CERPEN BERLATAR BELAKANGKAN LOMBOK SUKU SASAK
ANTARA CINTA DAN KELUARGA
Aku
berlari ke bibir pantai Senggigi menemui Giar, lelaki yang telah menjadi
kekasihku selama satu tahun belakangan ini, aku duduk tetap dihadapannya. “Apa
yang ingin kamu tanyakan?” tanyanya santai padaku. Lama aku terdiam menarik
nafas yang terasa sesak didada, aku tak tahu harus memulai dari mana. Aku takut
dia marah jika aku beritahu. Tapi, aku perlu tahu kebenaran dari ini semua,
akhirnya kuberanikan diri mengatakannya meski itu sangat berat terasa. “Siapa
perempuan yang kemarin bersamamu?” tanyaku. “Perempuan yang mana?” katanya
masih dengan sikap santainya. “Mereka bilang kamu .....” dia meletakkan
jemarinya dibibirku sehingga membuat kalimatku terpotong. “Jika kamu mendengar
apa kata mereka kamu akan tersakiti”. Lagi-lagi kata itu yang dia gunakan untuk
mengembalikan kepercayaanku padanya.
#**********^_^**********#
Setelah
selesai melaksanakan sholat Maghrib aku berkumpul bersama keluargaku sambil
ditemani camilan kecil, Mamiq menatapku
dengan tajam. Entah apa arti dari tatapan itu, sama dengan Inaq yang mengeluarkan kalimat yang seolah-olah menyindirku. ”Punya
beraye itu yang bagusan sedikit masak
ndak bisa?” kata mama dengan nada menyindir. “Maksud Inaq” tanyaku. “Apa kamu masih pacaran dengan Giar?” bukan jawaban
yang kudapat. Tapi, pertanyaan dari Mamiq. “Iya Miq.” Jawabku menunduk. “Akhiri hubungan kalian” kata Mamiq dengan lantangnya. “Kenapa tiang harus mengakhirinya Miq?” tanyaku sambil menundukkan
kepalaku. “Karena Mamiq tahu, Tiar
itu bukan laki-laki yang baik. Selain itu dia juga bukanlah keturunan
bangsawan.” Ucap Mamiq dan langsung
pergi meninggalkanku. “Kalau kamu masih sayang sama dirimu sendiri, akhiri
hubungan kalian.” Tutur Inaq sambil
mengelus kepalaku.
Kemudian
Inaq meninggalkanku. Dan akupun masuk
kekamarku dan berfikir kenapa Mamiq
dan Inaq begitu melarangku berpacaran
dengan Giar?. Tak terasa adzan Isya memanggil, aku segera kekamar mandi dan
segera mengambil air wudhu. Setelah kembali dari kamar mandi aku langsung
sholat. Selesai sholat aku langsung berdo’a kepada Allah SWT. “Ya Allah,
tunjukkanlah yang terbaik bagi hambamu ini. Hamba tidak ingin mengecewakan
orang tua hamba. Jadikanlah Giar laki-laki yang berbeda dari ucapan Mamiq tadi. Amin Ya Rabbal Alamin.”

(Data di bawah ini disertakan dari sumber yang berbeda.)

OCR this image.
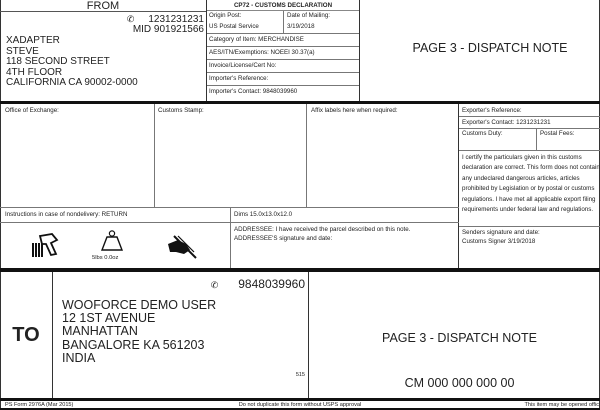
FROM
✆ 1231231231
MID 901921566
XADAPTER
STEVE
118 SECOND STREET
4TH FLOOR
CALIFORNIA CA 90002-0000
CP72 - CUSTOMS DECLARATION
Origin Post:
US Postal Service
Date of Mailing:
3/19/2018
Category of Item: MERCHANDISE
AES/ITN/Exemptions: NOEEI 30.37(a)
Invoice/License/Cert No:
Importer's Reference:
Importer's Contact: 9848039960
PAGE 3 - DISPATCH NOTE
Office of Exchange:	Customs Stamp:	Affix labels here when required:	Exporter's Reference:
Exporter's Contact: 1231231231
Customs Duty:	Postal Fees:
I certify the particulars given in this customs declaration are correct. This form does not contain any undeclared dangerous articles, articles prohibited by Legislation or by postal or customs regulations. I have met all applicable export filing requirements under federal law and regulations.
Senders signature and date:
Customs Signer 3/19/2018
Instructions in case of nondelivery: RETURN	Dims 15.0x13.0x12.0
5lbs 0.0oz
ADDRESSEE: I have received the parcel described on this note.
ADDRESSEE'S signature and date:
TO
✆ 9848039960
WOOFORCE DEMO USER
12 1ST AVENUE
MANHATTAN
BANGALORE KA 561203
INDIA
515
PAGE 3 - DISPATCH NOTE
CM 000 000 000 00
PS Form 2976A (Mar 2015)	Do not duplicate this form without USPS approval	This item may be opened offic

Begitulah pintaku kepada sang Khalik. Setelah itu aku langsung berangkat
kekasur dan melanjutkan lamunanku. Dan akupun terlelap disela lamunanku.
#**********^_^**********#
Adzan
subuh memanggilku untuk bangun. “... Assolatu khoirumminan naum ...”. Begitulah
lafaz yang membuatku segera terlempar dari tempat tidur dan langsung berangkat
kemasjid bersama Inaq. Kebetulan Mamiq sudah berangkat ke masjid bersama
dengan tetangga yang lain. Setelah selesai sholat berjama’ah dari masjid
kamipun langsung berangkat untuk pulang kerumah.

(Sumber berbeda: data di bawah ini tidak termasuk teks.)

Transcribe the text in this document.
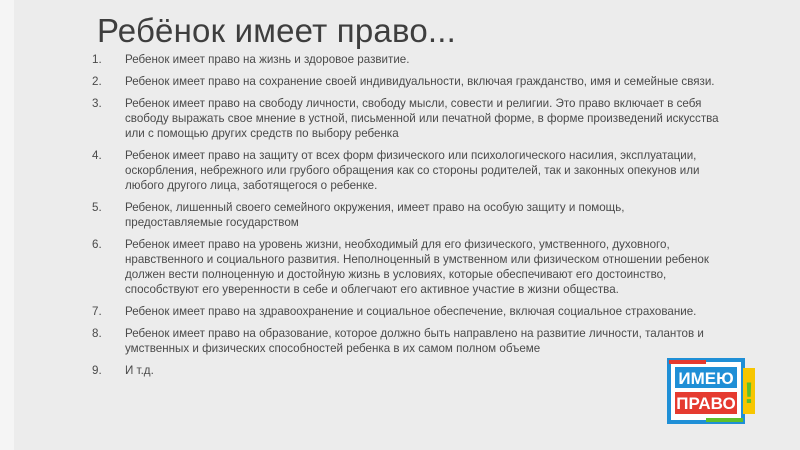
Ребёнок имеет право...
1. Ребенок имеет право на жизнь и здоровое развитие.
2. Ребенок имеет право на сохранение своей индивидуальности, включая гражданство, имя и семейные связи.
3. Ребенок имеет право на свободу личности, свободу мысли, совести и религии. Это право включает в себя свободу выражать свое мнение в устной, письменной или печатной форме, в форме произведений искусства или с помощью других средств по выбору ребенка
4. Ребенок имеет право на защиту от всех форм физического или психологического насилия, эксплуатации, оскорбления, небрежного или грубого обращения как со стороны родителей, так и законных опекунов или любого другого лица, заботящегося о ребенке.
5. Ребенок, лишенный своего семейного окружения, имеет право на особую защиту и помощь, предоставляемые государством
6. Ребенок имеет право на уровень жизни, необходимый для его физического, умственного, духовного, нравственного и социального развития. Неполноценный в умственном или физическом отношении ребенок должен вести полноценную и достойную жизнь в условиях, которые обеспечивают его достоинство, способствуют его уверенности в себе и облегчают его активное участие в жизни общества.
7. Ребенок имеет право на здравоохранение и социальное обеспечение, включая социальное страхование.
8. Ребенок имеет право на образование, которое должно быть направлено на развитие личности, талантов и умственных и физических способностей ребенка в их самом полном объеме
9. И т.д.	ИМЕЮ
ПРАВО !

Pagi ini, aku rencananya ingin mencuci
disungai yang tak begitu jauh dari rumah. Sesampaiku disana. Syukurlah, tidak
begitu ramai hanya ada aku, dan Evi.
Disela aktifitasku mencuci, kami saling berbagi cerita dan tanpa ku sangka, Evi
mengeluarkan pertanyaan tentang Tiar kekasihku. “Ra, kamu masih jalan sama Giar?.”
Tanya Evi membuatku kaget. “Iya, memang kenapa?”. Jawabku bingung. “Gini, tadi
aku liat dia lagi jalan sama cewek lain dipantai tempat kalian sering jalan.”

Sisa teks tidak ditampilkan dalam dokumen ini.